A botnet is a network of autonomous malicious software agents that are under the control of a bot commander. The network is created by installing malware that exploits the vulnerabilities of web servers’ operating system, or applications to take control of the infected computer. A botnet also refer to the collection of internet –connected programs in order to perform task. This can be as mundane as keeping control of an internet relay chat (IRC) channel, or it could be used to send spam email or participate in distributed denial-of-service attacks. The world botnet is a portmanteau of robot and network.

2. Some of the main points of the Digital Agenda for Europe.

Digital Agenda for Europe has recently launched by European commission. The goal of this initiative is to define the key role that information and communication knowledge technologies will play in 2020. The initiative calls for a single, open European digital market. Another goal is that broadband speed of 80Mbps be available to all European citizens by 2020. The initiative is considering the implementation of measures to protect privacy and the establishment of a well-functioning network of CERT to prevent cybercrime and respond effectively to cyber attacks.

3. How cyber attack can be carried out.

The cyber attack on Estonia start in late April 2007 and lasted for almost three weeks. During this period , vital parts of Estonia internet network had to be closed from access from outside the country, causing millions of dollars in economic losses. At round same time, Arsys important Spanish domain registration company also targeted international hackers. Arsys reported hacker had stolen codes then use the code to insert links to external server containing malicious codes in webpage of its clients. French the UK and Germany were amount European countries suffered most inspection.The French navy had grown all military planes when discovered its computer network was infected. In UK, Worm infected computers in ministry of defence, the city of Manchester’s city council and police network. Computers in network of German Army were infected too. Once, install on computer, co flicker is able to download and install other malware from control the website infected computer could be under full control of hackers.
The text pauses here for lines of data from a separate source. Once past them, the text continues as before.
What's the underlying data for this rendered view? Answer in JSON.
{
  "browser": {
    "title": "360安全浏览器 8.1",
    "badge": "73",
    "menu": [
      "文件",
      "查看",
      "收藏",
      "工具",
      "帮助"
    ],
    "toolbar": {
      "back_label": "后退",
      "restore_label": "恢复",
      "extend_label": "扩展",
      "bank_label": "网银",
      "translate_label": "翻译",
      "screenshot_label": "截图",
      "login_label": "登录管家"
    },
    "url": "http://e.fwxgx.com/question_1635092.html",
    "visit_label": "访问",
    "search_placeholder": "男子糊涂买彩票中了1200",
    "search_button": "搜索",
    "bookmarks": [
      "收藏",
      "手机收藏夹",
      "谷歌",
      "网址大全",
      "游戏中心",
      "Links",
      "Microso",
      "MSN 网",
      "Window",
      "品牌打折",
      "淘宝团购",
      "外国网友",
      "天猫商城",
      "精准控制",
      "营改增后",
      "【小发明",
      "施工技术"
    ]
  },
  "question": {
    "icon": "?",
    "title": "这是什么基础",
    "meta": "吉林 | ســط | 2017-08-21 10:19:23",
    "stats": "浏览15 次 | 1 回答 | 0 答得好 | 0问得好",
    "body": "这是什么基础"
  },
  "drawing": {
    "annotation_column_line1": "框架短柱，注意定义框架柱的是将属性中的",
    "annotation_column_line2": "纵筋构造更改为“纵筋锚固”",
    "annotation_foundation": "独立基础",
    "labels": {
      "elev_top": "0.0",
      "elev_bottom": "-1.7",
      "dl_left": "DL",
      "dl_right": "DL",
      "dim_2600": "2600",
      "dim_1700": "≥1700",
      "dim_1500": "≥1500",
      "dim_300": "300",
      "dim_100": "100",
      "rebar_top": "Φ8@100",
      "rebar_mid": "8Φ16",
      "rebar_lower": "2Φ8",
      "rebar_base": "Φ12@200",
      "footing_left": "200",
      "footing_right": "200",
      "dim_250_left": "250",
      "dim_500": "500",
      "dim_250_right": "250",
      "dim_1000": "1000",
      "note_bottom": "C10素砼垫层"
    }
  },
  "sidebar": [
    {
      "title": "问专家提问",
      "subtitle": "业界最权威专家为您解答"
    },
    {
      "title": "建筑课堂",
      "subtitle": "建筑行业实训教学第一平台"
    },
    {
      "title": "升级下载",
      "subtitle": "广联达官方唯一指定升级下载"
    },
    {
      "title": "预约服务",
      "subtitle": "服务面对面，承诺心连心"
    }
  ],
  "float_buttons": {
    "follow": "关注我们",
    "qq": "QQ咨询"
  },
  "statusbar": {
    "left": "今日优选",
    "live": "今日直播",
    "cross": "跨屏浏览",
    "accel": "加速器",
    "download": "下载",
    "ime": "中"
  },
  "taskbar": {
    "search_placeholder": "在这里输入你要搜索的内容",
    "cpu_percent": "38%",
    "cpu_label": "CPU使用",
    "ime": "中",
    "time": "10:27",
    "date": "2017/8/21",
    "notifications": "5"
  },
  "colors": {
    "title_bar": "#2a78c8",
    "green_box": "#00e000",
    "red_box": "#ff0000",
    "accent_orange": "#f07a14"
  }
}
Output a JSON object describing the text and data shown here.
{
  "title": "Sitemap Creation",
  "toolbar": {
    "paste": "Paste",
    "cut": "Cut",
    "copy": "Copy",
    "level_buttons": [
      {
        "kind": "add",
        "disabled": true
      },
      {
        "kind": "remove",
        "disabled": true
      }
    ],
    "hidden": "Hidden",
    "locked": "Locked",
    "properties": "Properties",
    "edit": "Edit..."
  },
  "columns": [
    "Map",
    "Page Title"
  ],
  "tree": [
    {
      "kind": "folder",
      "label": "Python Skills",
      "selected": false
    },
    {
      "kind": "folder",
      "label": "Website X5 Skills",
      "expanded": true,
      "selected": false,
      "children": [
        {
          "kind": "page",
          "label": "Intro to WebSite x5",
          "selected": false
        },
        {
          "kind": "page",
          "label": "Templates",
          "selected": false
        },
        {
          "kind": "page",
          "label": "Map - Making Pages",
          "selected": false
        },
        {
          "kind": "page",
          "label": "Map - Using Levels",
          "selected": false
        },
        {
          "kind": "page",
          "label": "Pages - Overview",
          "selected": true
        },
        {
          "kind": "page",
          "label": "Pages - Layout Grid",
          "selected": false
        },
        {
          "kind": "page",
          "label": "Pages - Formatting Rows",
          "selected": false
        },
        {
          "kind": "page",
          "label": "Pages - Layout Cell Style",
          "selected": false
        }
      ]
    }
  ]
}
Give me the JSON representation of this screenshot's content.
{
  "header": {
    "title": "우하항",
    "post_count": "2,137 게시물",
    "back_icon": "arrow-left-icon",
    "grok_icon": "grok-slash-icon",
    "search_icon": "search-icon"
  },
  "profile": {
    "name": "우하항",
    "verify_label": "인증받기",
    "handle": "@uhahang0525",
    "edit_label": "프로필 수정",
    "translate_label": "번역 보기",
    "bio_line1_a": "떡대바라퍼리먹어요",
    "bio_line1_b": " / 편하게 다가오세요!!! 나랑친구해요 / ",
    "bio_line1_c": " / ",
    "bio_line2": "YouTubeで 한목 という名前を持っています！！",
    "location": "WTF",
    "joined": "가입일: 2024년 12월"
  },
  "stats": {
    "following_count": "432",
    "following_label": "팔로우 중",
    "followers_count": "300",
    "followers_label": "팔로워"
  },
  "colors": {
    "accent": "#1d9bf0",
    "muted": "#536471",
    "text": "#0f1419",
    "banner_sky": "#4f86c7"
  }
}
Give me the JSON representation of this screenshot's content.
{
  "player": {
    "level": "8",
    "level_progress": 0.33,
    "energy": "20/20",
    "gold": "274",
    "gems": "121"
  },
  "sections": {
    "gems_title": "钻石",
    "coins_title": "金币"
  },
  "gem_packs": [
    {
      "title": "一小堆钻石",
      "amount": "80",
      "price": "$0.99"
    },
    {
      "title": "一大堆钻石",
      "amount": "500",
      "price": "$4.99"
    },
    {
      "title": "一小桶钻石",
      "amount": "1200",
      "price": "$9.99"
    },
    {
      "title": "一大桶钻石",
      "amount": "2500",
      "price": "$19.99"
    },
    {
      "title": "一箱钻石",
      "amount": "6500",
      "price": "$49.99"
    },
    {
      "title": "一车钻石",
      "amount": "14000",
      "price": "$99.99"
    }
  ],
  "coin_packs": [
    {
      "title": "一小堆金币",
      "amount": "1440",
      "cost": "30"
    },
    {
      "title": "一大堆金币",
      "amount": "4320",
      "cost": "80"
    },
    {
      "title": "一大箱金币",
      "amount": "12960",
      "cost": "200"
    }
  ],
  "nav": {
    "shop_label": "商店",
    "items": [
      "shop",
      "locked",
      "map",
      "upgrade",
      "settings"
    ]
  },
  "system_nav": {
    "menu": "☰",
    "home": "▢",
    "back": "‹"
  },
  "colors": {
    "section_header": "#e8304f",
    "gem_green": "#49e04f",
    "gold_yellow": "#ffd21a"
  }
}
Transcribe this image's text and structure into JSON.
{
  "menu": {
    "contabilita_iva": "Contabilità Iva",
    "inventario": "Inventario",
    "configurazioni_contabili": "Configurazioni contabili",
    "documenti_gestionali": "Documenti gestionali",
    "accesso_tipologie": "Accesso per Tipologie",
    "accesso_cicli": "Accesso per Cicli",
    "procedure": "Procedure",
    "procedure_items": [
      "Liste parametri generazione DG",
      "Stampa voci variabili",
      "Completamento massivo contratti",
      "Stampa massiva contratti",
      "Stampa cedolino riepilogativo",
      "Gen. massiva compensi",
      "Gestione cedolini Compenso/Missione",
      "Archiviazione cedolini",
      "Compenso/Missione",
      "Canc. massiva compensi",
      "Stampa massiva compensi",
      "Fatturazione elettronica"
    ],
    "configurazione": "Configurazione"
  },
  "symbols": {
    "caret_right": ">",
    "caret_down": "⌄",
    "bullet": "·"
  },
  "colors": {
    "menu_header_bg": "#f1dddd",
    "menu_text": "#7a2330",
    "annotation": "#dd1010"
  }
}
4. Weakness exploited by malware.

Malware may exploit weakness to initially infiltrate a system or to gain additional privileges on an already- compromised machine. The weaknesses may be exploiting automatically by malware authors creations or manually by attempt will be generically called attackers. Weaknesses fall into 2 broad categories, based on where the weakness lies. Technical weakness involves tricking people. The malware, hidden in shortcuts to executable programs (files with extension .ink) was executed automatically when the content of an infected USB drive was displayed. Employing this same technique, the worms were capable of installing other malware.

Data gathered later by other experts indicates that the worms was actually looking for some specific programmable Logic Controllers(PLC) devices used in a specific industrial plants. A facts that points to the possibility that malware was part of the sites infected with sabotage.

The significance that such a sophisticated treat represents to the industrial recourses in Europe and others parts of the world cannot be underestimated.